Senin, 05 November 2012

BAHAYA KEMISKINAN

      Angka-angka statistic dewasa ini telah menunjukkan kepada kita bahwa angka kemiskinan masih relatif tinggi di Indonesia. Keluarga-keluarga miskin masih banyak dijumpai di pedesaan maupun perkotaan dimana mereka terhimpit oleh kesulitan memenuhi kenutuhan hidup sehari-hari maupun kebutuhan pendidikan dan lapangan pekerjaan bagi anak-anaknya. Dilihat dari pola kehidupan mereka yang sehari-harinya diliputi kesusahan maka berbagai akibat negatif dapat timbul dari kehidupan seperti itu terutama yang berdampak bagi anak-anak mereka.
      Diantara dampak negatif tersebut adalah timbulnya tekanan psikologis bahkan handicap seperti ; rasa minder dan malu, kurang pendidikan, gelisah, kebodohan dan kesempitan cara pandang. Bagi mereka anak-anak tidak mampu tentulah banyak sekali keinginan-keinginan yang tidak terpenuhi akibat kemiskinan orang tua. Akibatnya mereka selalu menyimpan bahkan kadang disertai amarah keinginan-keinginan itu di dalam hatinya dan ini tentu menimbulkan keburukan-keburukan dikemudian hari. Selain itu anak menjadi takut menginginkan sesuatu karena mungkin takut dengan tekanan orang tua sehingga si anak menjadi terbatas aktifitas, kreatifitas, bahkan dapat menghambat imajinasinya. Bisa jadi karena hal demikian itu maka anak melampiaskannya dengan melakukan hal-hal yang tidak wajar sehingga akan makin memperparah kepribadian maupun kecerdasan anak. Hal inilah yang kurang kita sadari bersama.
      Yang kedua adalah kelemahan fisik. Anak-anak miskin sangat kurang asupan gizi dalam tubuhnya sehingga menjadi lemah kerja sistem organ tubuhnya. Keadaan ini tentu saja tidak menopang kebutuhan aktifitas-aktifitas kerjanya di kemudian hari. Anak menjadi lemah menghadapi stres, mudah sakit, dan di kemudian hari akan mempengaruhi tingkat produktifitasnya.
      Dari yang telah dijelaskan di atas maka tidak heran sering kita jumpai orang-orang miskin yang sulit keluar dari keadaannya bahkan sampai keturunannya karena telah terkondisikan seperti tersebut di atas semenjak masa kecilnya. Hal ini memang menjadi lingkaran setan yang mesti dicari solusi pemecahannya. Untuk itu perlu ditempuh cara-cara seperti ;

1. Menghilangkan kemiskinan terstruktur. Yaitu kemiskinan yang seolah dilanggengkan oleh hubungan antara penguasa, orang kaya dan orang miskin dimana mereka mempunyai kepentingan yang berbeda untuk kelangsungan kekuasaannya dan kehidupannya. Dalam hal ini tentu saja posisi orang miskin akan terpinggirkan. Ditambah lagi dengan tekanan berbagai rupa seperti eksploitasi nasib orang miskin, dimakan hartanya / dikorupsi dan dirampas hak-haknya. Keadaan seperti ini tidak boleh dibiarkan terus menerus.

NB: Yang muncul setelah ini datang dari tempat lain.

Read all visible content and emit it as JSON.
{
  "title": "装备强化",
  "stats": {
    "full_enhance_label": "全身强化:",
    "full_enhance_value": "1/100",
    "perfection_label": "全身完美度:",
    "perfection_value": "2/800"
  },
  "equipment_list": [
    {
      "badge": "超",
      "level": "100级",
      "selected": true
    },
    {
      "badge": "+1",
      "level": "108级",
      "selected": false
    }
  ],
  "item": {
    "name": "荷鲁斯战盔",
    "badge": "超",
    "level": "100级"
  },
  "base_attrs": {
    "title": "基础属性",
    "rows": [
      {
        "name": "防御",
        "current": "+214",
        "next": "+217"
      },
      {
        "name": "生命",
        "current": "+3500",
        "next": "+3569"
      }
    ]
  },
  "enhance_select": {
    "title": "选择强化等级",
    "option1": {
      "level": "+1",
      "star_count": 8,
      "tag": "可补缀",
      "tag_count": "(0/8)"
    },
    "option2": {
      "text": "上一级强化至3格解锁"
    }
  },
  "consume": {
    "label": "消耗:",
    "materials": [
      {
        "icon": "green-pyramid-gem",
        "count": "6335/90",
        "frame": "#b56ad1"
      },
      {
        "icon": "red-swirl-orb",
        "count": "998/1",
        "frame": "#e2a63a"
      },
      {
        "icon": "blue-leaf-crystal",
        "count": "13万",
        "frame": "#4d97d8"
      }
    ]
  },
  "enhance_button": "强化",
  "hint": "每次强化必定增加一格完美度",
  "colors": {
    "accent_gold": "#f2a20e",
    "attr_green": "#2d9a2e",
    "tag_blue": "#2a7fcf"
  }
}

2. Menciptakan sistem yang adil. Sudah sepantasnya bagi pemerintah untuk terus menerus memperbaiki sistem perekonomian sehingga memungkinkan bagi si kaya mau menyerahkan zakat untuk didistribusikan kepada si miskin. Bagi pejabat pemerintah dilarang menggunakan keuangan yang bersumber dari rakyat untuk kepentingan pribadi serta harus diupayakan pemberantasan korupsi secara tuntas.

      Meskipun dalam faktanya kemiskinan sulit untuk dihapus, tetapi paling tidak pemerintah mau terus menerus memikirkan nasib dan kebutuhan mereka. Hal ini perlu dibarengi tindakan nyata dan kesadaran bahwa memperbaiki nasib kaum miskin berarti memperbaiki kualitas bangsa secara keseluruhan.